For instance, if a Californian solar project cuts emissions in an entirely new way, that could generate SDM credits to help the U.S. meet its emission limit under Paris, assuming the nation does not pull out of the agreement altogether, Mendes said. Also, because Brazil's Paris contribution includes shifting deforestation to zero percent, the nation doesn't intend to sell any forestry emission credits to other countries or to the airline industry, which is planning its own carbon market.
Some European nations including Germany are refusing to back Brazil’s plan, saying it gives emerging-market countries too much of an advantage.
Germany wants a completely new system with a “clean and uniform” design, the nation’s Deputy Environment Minister Jochen Flasbarth, said in an interview in Berlin. He’s focused on eliminating the possibility of double counting the emissions reductions made by countries. For example, if a country generates credits by preserving a carbon-absorbing forest, it shouldn’t be able to both take credit for that decrease in its own emissions and sell a credit to another country that will do the same.
Germany says Brazil’s stance isn’t strict enough, because it might allow some nations selling emission credits to fudge that accounting.

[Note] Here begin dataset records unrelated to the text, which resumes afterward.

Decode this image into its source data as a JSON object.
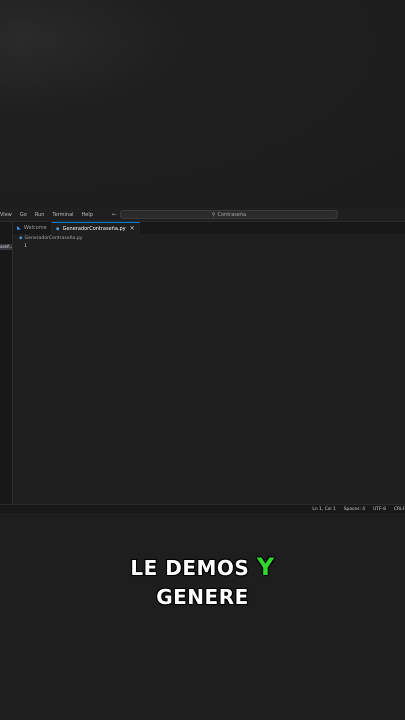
{
  "menu": [
    "View",
    "Go",
    "Run",
    "Terminal",
    "Help"
  ],
  "nav": {
    "back": "←",
    "forward": "→"
  },
  "command_center": {
    "text": "Contraseña"
  },
  "sidebar": {
    "selected_fragment": "aseñ..."
  },
  "tabs": [
    {
      "label": "Welcome",
      "icon": "vscode-icon"
    },
    {
      "label": "GeneradorContraseña.py",
      "icon": "python-icon",
      "close": "✕"
    }
  ],
  "breadcrumb": {
    "file": "GeneradorContraseña.py"
  },
  "editor": {
    "line_number": "1"
  },
  "status_bar": {
    "position": "Ln 1, Col 1",
    "spaces": "Spaces: 4",
    "encoding": "UTF-8",
    "eol": "CRLF"
  },
  "caption": {
    "line1_prefix": "LE DEMOS ",
    "line1_highlight": "Y",
    "line2": "GENERE",
    "highlight_color": "#2fd82f"
  }
}
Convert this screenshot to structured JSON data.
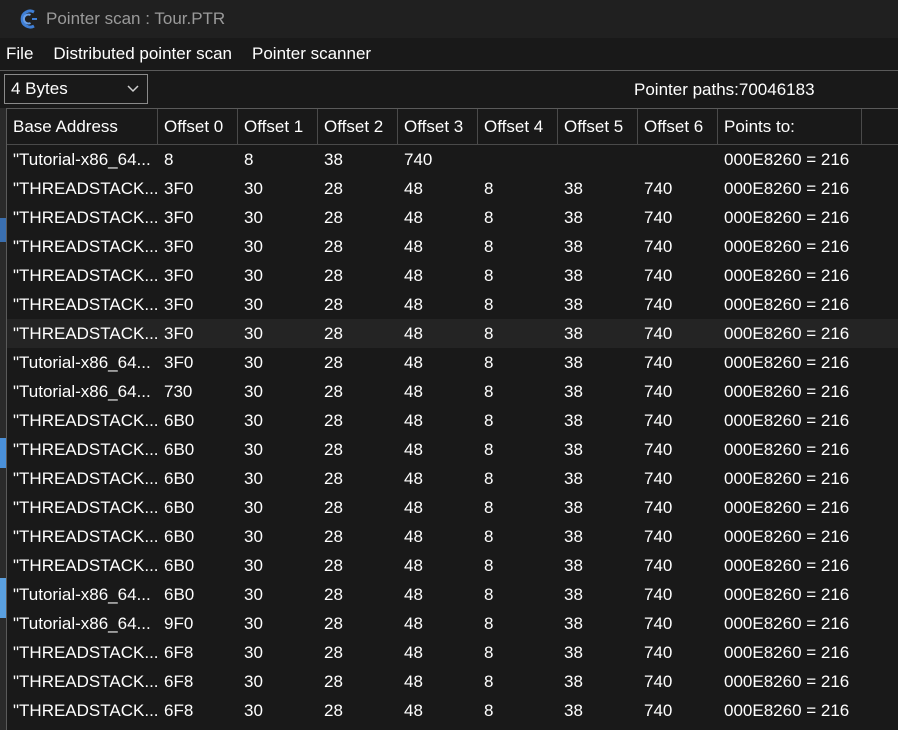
{
  "window": {
    "title": "Pointer scan : Tour.PTR"
  },
  "menu": [
    "File",
    "Distributed pointer scan",
    "Pointer scanner"
  ],
  "toolbar": {
    "value_type": "4 Bytes",
    "pointer_paths": "Pointer paths:70046183"
  },
  "table": {
    "columns": [
      "Base Address",
      "Offset 0",
      "Offset 1",
      "Offset 2",
      "Offset 3",
      "Offset 4",
      "Offset 5",
      "Offset 6",
      "Points to:"
    ],
    "rows": [
      [
        "\"Tutorial-x86_64...",
        "8",
        "8",
        "38",
        "740",
        "",
        "",
        "",
        "000E8260 = 216"
      ],
      [
        "\"THREADSTACK...",
        "3F0",
        "30",
        "28",
        "48",
        "8",
        "38",
        "740",
        "000E8260 = 216"
      ],
      [
        "\"THREADSTACK...",
        "3F0",
        "30",
        "28",
        "48",
        "8",
        "38",
        "740",
        "000E8260 = 216"
      ],
      [
        "\"THREADSTACK...",
        "3F0",
        "30",
        "28",
        "48",
        "8",
        "38",
        "740",
        "000E8260 = 216"
      ],
      [
        "\"THREADSTACK...",
        "3F0",
        "30",
        "28",
        "48",
        "8",
        "38",
        "740",
        "000E8260 = 216"
      ],
      [
        "\"THREADSTACK...",
        "3F0",
        "30",
        "28",
        "48",
        "8",
        "38",
        "740",
        "000E8260 = 216"
      ],
      [
        "\"THREADSTACK...",
        "3F0",
        "30",
        "28",
        "48",
        "8",
        "38",
        "740",
        "000E8260 = 216"
      ],
      [
        "\"Tutorial-x86_64...",
        "3F0",
        "30",
        "28",
        "48",
        "8",
        "38",
        "740",
        "000E8260 = 216"
      ],
      [
        "\"Tutorial-x86_64...",
        "730",
        "30",
        "28",
        "48",
        "8",
        "38",
        "740",
        "000E8260 = 216"
      ],
      [
        "\"THREADSTACK...",
        "6B0",
        "30",
        "28",
        "48",
        "8",
        "38",
        "740",
        "000E8260 = 216"
      ],
      [
        "\"THREADSTACK...",
        "6B0",
        "30",
        "28",
        "48",
        "8",
        "38",
        "740",
        "000E8260 = 216"
      ],
      [
        "\"THREADSTACK...",
        "6B0",
        "30",
        "28",
        "48",
        "8",
        "38",
        "740",
        "000E8260 = 216"
      ],
      [
        "\"THREADSTACK...",
        "6B0",
        "30",
        "28",
        "48",
        "8",
        "38",
        "740",
        "000E8260 = 216"
      ],
      [
        "\"THREADSTACK...",
        "6B0",
        "30",
        "28",
        "48",
        "8",
        "38",
        "740",
        "000E8260 = 216"
      ],
      [
        "\"THREADSTACK...",
        "6B0",
        "30",
        "28",
        "48",
        "8",
        "38",
        "740",
        "000E8260 = 216"
      ],
      [
        "\"Tutorial-x86_64...",
        "6B0",
        "30",
        "28",
        "48",
        "8",
        "38",
        "740",
        "000E8260 = 216"
      ],
      [
        "\"Tutorial-x86_64...",
        "9F0",
        "30",
        "28",
        "48",
        "8",
        "38",
        "740",
        "000E8260 = 216"
      ],
      [
        "\"THREADSTACK...",
        "6F8",
        "30",
        "28",
        "48",
        "8",
        "38",
        "740",
        "000E8260 = 216"
      ],
      [
        "\"THREADSTACK...",
        "6F8",
        "30",
        "28",
        "48",
        "8",
        "38",
        "740",
        "000E8260 = 216"
      ],
      [
        "\"THREADSTACK...",
        "6F8",
        "30",
        "28",
        "48",
        "8",
        "38",
        "740",
        "000E8260 = 216"
      ]
    ],
    "selected_row": 6
  },
  "colors": {
    "background": "#191919",
    "titlebar": "#202020",
    "title_text": "#9a9a9a",
    "text": "#ffffff",
    "row_highlight": "#242424",
    "app_icon": "#3f7fd6"
  },
  "icons": {
    "app": "cheat-engine-icon",
    "dropdown": "chevron-down-icon"
  }
}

At the same time, Flasbarth insists stricter measures would benefit developing countries like Brazil by creating ``enormous demand’’ for securities offsetting emissions.
The airline industry’s carbon market is one example. Under that program, pollution allowed from industry worldwide would be frozen. Flasbarth sees that system creating a ``huge market’’ by requiring airlines that want to expand to buy carbon credits that offset their increased emissions.
“This isn’t about rich countries benefiting from poorer ones,” Flasbarth said. “This is an opportunity to create a big new market. They will have buyers of certificates which will pay for climate protection. There are a lot of airlines in Third World countries. A huge market will be created. I'm sure of that.’’
At the same time, he won’t sign up to any program that would make the carbon market leaky in terms of its ability to clamp down on emissions. He sees the UN’s existing CDM program as an example of a poorly designed system that doesn’t work well. The CDM ran out of demand for its credits because countries didn’t take on tight enough targets for cutting pollution and didn’t use the credits generated for that system for compliance.
“We must be able to look at the transaction -- it has to be a transparent inventory and one that’s free of corruption,” Flasbarth said. “We saw that with the clean development mechanism, where we set the wrong incentives, any reform of the rules has been blocked by the developing countries. We need something new under the Paris Agreement. You have to really set up something that’s credible,” Flasbarth said.
The EU carbon market also struggled with corruption, including tax fraud and stolen emission allowances.
Outlook for Talks
Ultimately, envoys will probably compromise and transition from the existing system, potentially over 10 years, and allow a little of what each side wants, said Richard Saines, a partner and climate policy specialist at Baker & McKenzie LLP in Chicago who received an award from France for his contribution to the Paris agreement.
“It’ll be an amalgam of all the various pieces that will hopefully strike the right balance,” Saines said by phone. “This is the messy sausage-making collective, consensus, individual-bottom-up approach that we live in and we need to figure out a way to create incentives to race to the highest level of ambition.”